ECLI:NL:RBZWB:2024:7259
Rechtbank Zeeland-West-Brabant
- Eerste aanleg - enkelvoudig
- Rechtspraak.nl
Beoordeling van een naheffingsaanslag in de belasting van personenauto’s en motorrijwielen (Bpm) en de toepassing van de herleidingsmethode
In deze uitspraak beoordeelt de Rechtbank Zeeland-West-Brabant het beroep van belanghebbende tegen de uitspraak op bezwaar van de inspecteur van de belastingdienst, die op 25 mei 2023 een naheffingsaanslag in de belasting van personenauto’s en motorrijwielen (Bpm) heeft opgelegd van € 6.708. De rechtbank heeft het beroep op 17 september 2024 behandeld, waarbij de gemachtigde van belanghebbende en twee inspecteurs aanwezig waren. De rechtbank onderzoekt of de naheffingsaanslag terecht is opgelegd en of de herleidingsmethode kan worden toegepast. De rechtbank concludeert dat de inspecteur de naheffingsaanslag terecht heeft gehandhaafd en dat de beroepsgronden van belanghebbende niet slagen.

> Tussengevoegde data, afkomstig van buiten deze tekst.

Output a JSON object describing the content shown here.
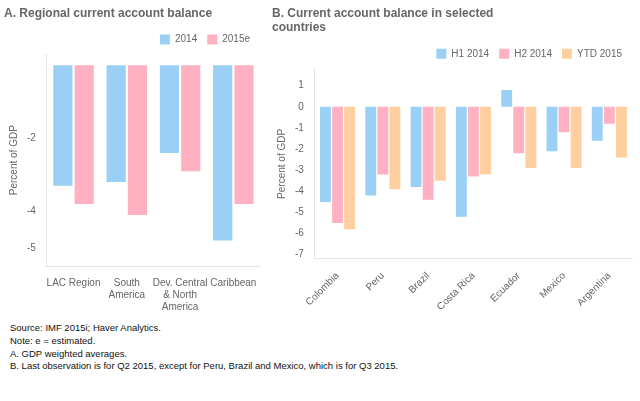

Belanghebbende had op 20 december 2021 aangifte gedaan voor de registratie van een Land Rover, waarbij een taxatierapport was gevoegd. De inspecteur heeft een hertaxatie laten uitvoeren, die leidde tot een hogere handelsinkoopwaarde. De rechtbank oordeelt dat belanghebbende niet voldoende bewijs heeft geleverd voor de door hem gestelde schade aan de auto. De rechtbank wijst het beroep ongegrond, maar kent belanghebbende wel een immateriële schadevergoeding van € 500 toe vanwege de overschrijding van de redelijke termijn. De rechtbank veroordeelt de inspecteur tot betaling van deze schadevergoeding en tot betaling van proceskosten van € 218,75 aan belanghebbende.